Certain pieces of writing software provide templates that will automatically create the structure of a novel and once written, can tell you how easy the novel is to read.

"No novel writing package will write your book for you," says software firm NewNovelist.

"They certainly can help you complete your novel and make sure it is composed correctly."

But if there is a formula, can the novelist really be replaced by an algorithm?

Russian Alexander Prokopovich is said to be responsible for the first successful book to be created by robots. It was published in 2008 and was written in the style of Japanese author Haruki Murakami in a variation on Leo Tolstoy's Anna Karenina.

"The program can never become an author, like Photoshop can never be Raphael," Prokopovich told the St Petersburg Times.

Whether this is actually an original work of fiction is up for debate.

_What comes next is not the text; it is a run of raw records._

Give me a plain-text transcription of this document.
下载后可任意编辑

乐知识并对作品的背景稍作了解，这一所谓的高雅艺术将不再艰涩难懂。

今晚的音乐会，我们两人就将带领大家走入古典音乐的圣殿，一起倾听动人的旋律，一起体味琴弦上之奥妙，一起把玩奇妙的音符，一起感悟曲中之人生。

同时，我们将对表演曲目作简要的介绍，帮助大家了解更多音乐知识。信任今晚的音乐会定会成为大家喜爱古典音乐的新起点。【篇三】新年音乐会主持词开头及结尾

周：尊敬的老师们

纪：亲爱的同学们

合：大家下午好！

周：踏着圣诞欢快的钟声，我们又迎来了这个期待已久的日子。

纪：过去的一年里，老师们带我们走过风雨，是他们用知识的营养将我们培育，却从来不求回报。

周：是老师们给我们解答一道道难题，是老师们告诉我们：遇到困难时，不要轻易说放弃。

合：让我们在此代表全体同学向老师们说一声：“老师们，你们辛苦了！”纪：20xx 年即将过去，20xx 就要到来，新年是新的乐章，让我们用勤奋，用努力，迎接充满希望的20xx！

Though this could be compared to the literary argument about whether any work of fiction is truly original.

On a more simple level, the people experimenting with the technology believe that it is not as difficult to create fiction as critics believe.

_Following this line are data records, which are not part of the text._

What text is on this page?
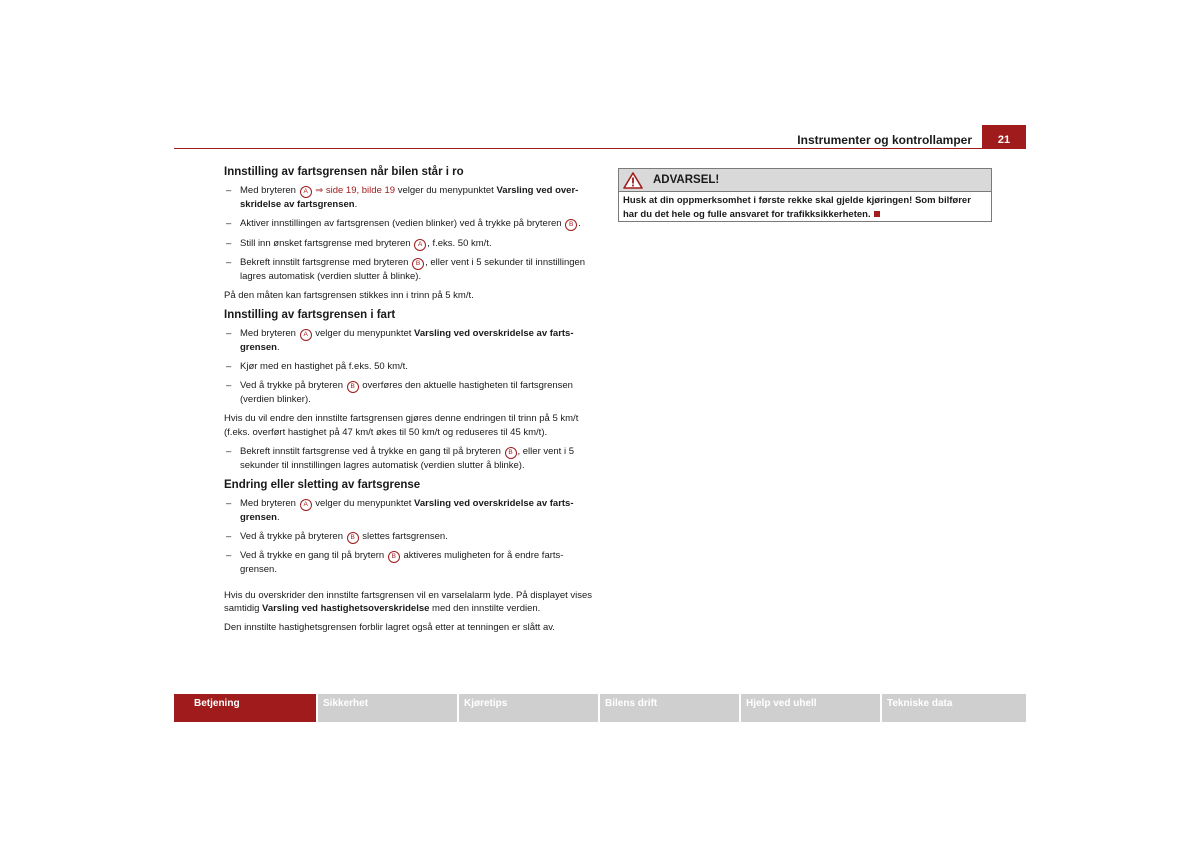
Instrumenter og kontrollamper	21
Innstilling av fartsgrensen når bilen står i ro
– Med bryteren A ⇒ side 19, bilde 19 velger du menypunktet Varsling ved over-skridelse av fartsgrensen.
– Aktiver innstillingen av fartsgrensen (vedien blinker) ved å trykke på bryteren B .
– Still inn ønsket fartsgrense med bryteren A , f.eks. 50 km/t.
– Bekreft innstilt fartsgrense med bryteren B , eller vent i 5 sekunder til innstillingen lagres automatisk (verdien slutter å blinke).

På den måten kan fartsgrensen stikkes inn i trinn på 5 km/t.

Innstilling av fartsgrensen i fart
– Med bryteren A velger du menypunktet Varsling ved overskridelse av farts-grensen.
– Kjør med en hastighet på f.eks. 50 km/t.
– Ved å trykke på bryteren B overføres den aktuelle hastigheten til fartsgrensen (verdien blinker).

Hvis du vil endre den innstilte fartsgrensen gjøres denne endringen til trinn på 5 km/t (f.eks. overført hastighet på 47 km/t økes til 50 km/t og reduseres til 45 km/t).

– Bekreft innstilt fartsgrense ved å trykke en gang til på bryteren B , eller vent i 5 sekunder til innstillingen lagres automatisk (verdien slutter å blinke).
Endring eller sletting av fartsgrense
– Med bryteren A velger du menypunktet Varsling ved overskridelse av farts-grensen.
– Ved å trykke på bryteren B slettes fartsgrensen.
– Ved å trykke en gang til på brytern B aktiveres muligheten for å endre farts-grensen.

Hvis du overskrider den innstilte fartsgrensen vil en varselalarm lyde. På displayet vises samtidig Varsling ved hastighetsoverskridelse med den innstilte verdien.

Den innstilte hastighetsgrensen forblir lagret også etter at tenningen er slått av.

ADVARSEL!
Husk at din oppmerksomhet i første rekke skal gjelde kjøringen! Som bilfører har du det hele og fulle ansvaret for trafikksikkerheten.
Betjening	Sikkerhet	Kjøretips	Bilens drift	Hjelp ved uhell	Tekniske data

'Preferred' to Shakespeare

"Any genre of fiction that has a 'dummy's guide' to it could be created with an algorithm," says Prof Parker.

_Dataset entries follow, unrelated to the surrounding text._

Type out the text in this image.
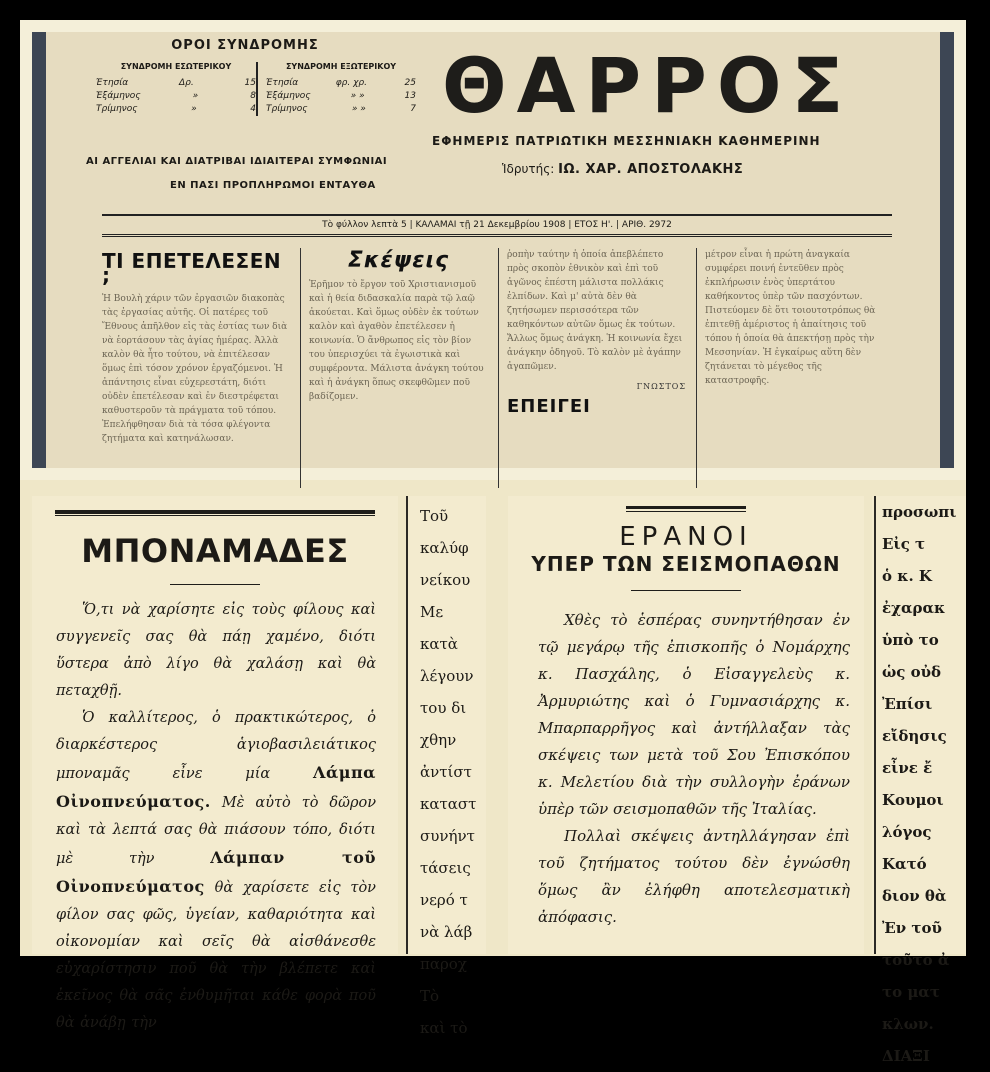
ΟΡΟΙ ΣΥΝΔΡΟΜΗΣ
ΣΥΝΔΡΟΜΗ ΕΣΩΤΕΡΙΚΟΥ
Ἐτησία	Δρ.	15
Ἑξάμηνος	»	8
Τρίμηνος	»	4
ΣΥΝΔΡΟΜΗ ΕΞΩΤΕΡΙΚΟΥ
Ἐτησία	φρ. χρ.	25
Ἑξάμηνος	» »	13
Τρίμηνος	» »	7
ΑΙ ΑΓΓΕΛΙΑΙ ΚΑΙ ΔΙΑΤΡΙΒΑΙ ΙΔΙΑΙΤΕΡΑΙ ΣΥΜΦΩΝΙΑΙ
ΕΝ ΠΑΣΙ ΠΡΟΠΛΗΡΩΜΟΙ ΕΝΤΑΥΘΑ
ΘΑΡΡΟΣ
ΕΦΗΜΕΡΙΣ ΠΑΤΡΙΩΤΙΚΗ ΜΕΣΣΗΝΙΑΚΗ ΚΑΘΗΜΕΡΙΝΗ
Ἱδρυτής: ΙΩ. ΧΑΡ. ΑΠΟΣΤΟΛΑΚΗΣ
Τὸ φύλλον λεπτὰ 5 | ΚΑΛΑΜΑΙ τῇ 21 Δεκεμβρίου 1908 | ΕΤΟΣ Η'. | ΑΡΙΘ. 2972
ΤΙ ΕΠΕΤΕΛΕΣΕΝ ;
Ἡ Βουλὴ χάριν τῶν ἐργασιῶν διακοπὰς τὰς ἐργασίας αὐτῆς. Οἱ πατέρες τοῦ Ἔθνους ἀπῆλθον εἰς τὰς ἑστίας των διὰ νὰ ἑορτάσουν τὰς ἁγίας ἡμέρας. Ἀλλὰ καλὸν θὰ ἦτο τούτου, νὰ ἐπιτέλεσαν ὅμως ἐπὶ τόσον χρόνον ἐργαζόμενοι. Ἡ ἀπάντησις εἶναι εὐχερεστάτη, διότι οὐδὲν ἐπετέλεσαν καὶ ἐν διεστρέφεται καθυστεροῦν τὰ πράγματα τοῦ τόπου. Ἐπελήφθησαν διὰ τὰ τόσα φλέγοντα ζητήματα καὶ κατηνάλωσαν.
Σκέψεις
Ἐρῆμον τὸ ἔργον τοῦ Χριστιανισμοῦ καὶ ἡ θεία διδασκαλία παρὰ τῷ λαῷ ἀκούεται. Καὶ ὅμως οὐδὲν ἐκ τούτων καλὸν καὶ ἀγαθὸν ἐπετέλεσεν ἡ κοινωνία. Ὁ ἄνθρωπος εἰς τὸν βίον του ὑπερισχύει τὰ ἐγωιστικὰ καὶ συμφέροντα. Μάλιστα ἀνάγκη τούτου καὶ ἡ ἀνάγκη ὅπως σκεφθῶμεν ποῦ βαδίζομεν.
ῥοπὴν ταύτην ἡ ὁποία ἀπεβλέπετο πρὸς σκοπὸν ἐθνικὸν καὶ ἐπὶ τοῦ ἀγῶνος ἐπέστη μάλιστα πολλάκις ἐλπίδων. Καὶ μ' αὐτὰ δὲν θὰ ζητήσωμεν περισσότερα τῶν καθηκόντων αὐτῶν ὅμως ἐκ τούτων. Ἄλλως ὅμως ἀνάγκη. Ἡ κοινωνία ἔχει ἀνάγκην ὁδηγοῦ. Τὸ καλὸν μὲ ἀγάπην ἀγαπῶμεν.
ΓΝΩΣΤΟΣ
ΕΠΕΙΓΕΙ
μέτρον εἶναι ἡ πρώτη ἀναγκαία συμφέρει ποινή ἐντεῦθεν πρὸς ἐκπλήρωσιν ἑνὸς ὑπερτάτου καθήκοντος ὑπὲρ τῶν πασχόντων. Πιστεύομεν δὲ ὅτι τοιουτοτρόπως θὰ ἐπιτεθῇ ἀμέριστος ἡ ἀπαίτησις τοῦ τόπου ἡ ὁποία θὰ ἀπεκτήσῃ πρὸς τὴν Μεσσηνίαν. Ἡ ἐγκαίρως αὕτη δὲν ζητάνεται τὸ μέγεθος τῆς καταστροφῆς.
ΜΠΟΝΑΜΑΔΕΣ

Ὅ,τι νὰ χαρίσητε εἰς τοὺς φίλους καὶ συγγενεῖς σας θὰ πάῃ χαμένο, διότι ὕστερα ἀπὸ λίγο θὰ χαλάσῃ καὶ θὰ πεταχθῇ.

Ὁ καλλίτερος, ὁ πρακτικώτερος, ὁ διαρκέστερος ἁγιοβασιλειάτικος μποναμᾶς εἶνε μία	Λάμπα Οἰνοπνεύματος. Μὲ αὐτὸ τὸ δῶρον καὶ τὰ λεπτά σας θὰ πιάσουν τόπο, διότι μὲ τὴν	Λάμπαν τοῦ Οἰνοπνεύματος θὰ χαρίσετε εἰς τὸν φίλον σας φῶς, ὑγείαν, καθαριότητα καὶ οἰκονομίαν καὶ σεῖς θὰ αἰσθάνεσθε εὐχαρίστησιν ποῦ θὰ τὴν βλέπετε καὶ ἐκεῖνος θὰ σᾶς ἐνθυμῆται κάθε φορὰ ποῦ θὰ ἀνάβῃ τὴν

Τοῦ
καλύφ
νείκου
Με
κατὰ
λέγουν
του δι
χθην
ἀντίστ
καταστ
συνήντ
τάσεις
νερό τ
νὰ λάβ
παροχ
Τὸ
καὶ τὸ
ΕΡΑΝΟΙ
ΥΠΕΡ ΤΩΝ ΣΕΙΣΜΟΠΑΘΩΝ

Χθὲς τὸ ἑσπέρας συνηντήθησαν ἐν τῷ μεγάρῳ τῆς ἐπισκοπῆς ὁ Νομάρχης κ. Πασχάλης, ὁ Εἰσαγγελεὺς κ. Ἀρμυριώτης καὶ ὁ Γυμνασιάρχης κ. Μπαρπαρρῆγος καὶ ἀντήλλαξαν τὰς σκέψεις των μετὰ τοῦ Σου Ἐπισκόπου κ. Μελετίου διὰ τὴν συλλογὴν ἐράνων ὑπὲρ τῶν σεισμοπαθῶν τῆς Ἰταλίας.

Πολλαὶ σκέψεις ἀντηλλάγησαν ἐπὶ τοῦ ζητήματος τούτου δὲν ἐγνώσθη ὅμως ἂν ἐλήφθη αποτελεσματικὴ ἀπόφασις.

προσωπι
Εἰς τ
ὁ κ. Κ
ἐχαρακ
ὑπὸ το
ὡς οὐδ
Ἐπίσι
εἴδησις
εἶνε ἔ
Κουμοι
λόγος
Κατό
διον θὰ
Ἐν τοῦ
τοῦτο ἀ
το ματ
κλων.
ΔΙΑΞΙ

"The more a genre subscribes to a formula, the more straightforward it is.

"In romantic fiction, instructions for authors can be as specific as down to the page. If you feed that information into a computer, the formula is followed. Each genre has some sort of formula, just some more than others."

Prof Parker's software, still in prototype, would allow characters to be decided, locations to be set, genre fixed and plot mechanisms chosen. It then creates anything from 3,000-word flash fiction to a 300,000-word novel.

He has even done public experiments with poetry.

"A computer works very well with rules and the most obvious way is poetry," he says.

"We did a blind test between a Shakespearean sonnet and one that the computer had written. A majority of people surveyed preferred ours.

"That's not to say it was better, Shakespeare is a genius, but it was what people preferred."

With so many authors around - Mills and Boon publishes around 100 books a month - Prof Parker is keen to stress that his aim is not to produce fiction that is already created in abundance.

Instead, it could be used to write in languages or on topics that are not widely covered.

But computers are not just seen as a threat to creative work but to other writing as well.

Startup company Narrative Science has started creating articles, without a human doing the writing.

With 30 clients for its articles already, written automatically by a machine collating data and writing "rich narrative content" from it, the death of the journalist has been mentioned in more than one speculative column.

Business news site Forbes is using the service for a number of pieces each weekday.

'Pointless' fiction

But if neither Beryl Bainbridge nor Martin Amis can win the Booker Prize, what chance does a machine really have?

And if creative writing really is creative, what new ideas could a computer offer?

"I couldn't think of anything more pointless than reading a piece of fiction written by a robot," says science fiction author Alastair Reynolds.

"Even if it was indistinguishable from your average Booker Prize winning novel.

"You might find a lot of regurgitated platitudes but I can't imagine a piece of software being capable of producing something that would stop you in your tracks. Not until we get truly intelligent computers."

The Loebner Prize of $100,000 was set up as an offer to the first computer program to convince testers that it was human through two-way communication. No-one has won that prize yet but it could be that the written word, without interaction, could provide a more immediate way to confuse the reader as to who or what is writing.

And then a different sort of prize could only be a step away.

"I don't think the computer will win the Booker but no-one ever expected a computer to beat a chess grandmaster," says Reynolds.

"A normal tool in a mathematician's tool kit is the computer. 100 years ago, it would be considered heresy.

"The idea of a computer winning the Nobel Prize for physics is not too unlikely, citing a computer as joint recipient. It's obviously not a huge leap to think of something similar happening in fiction."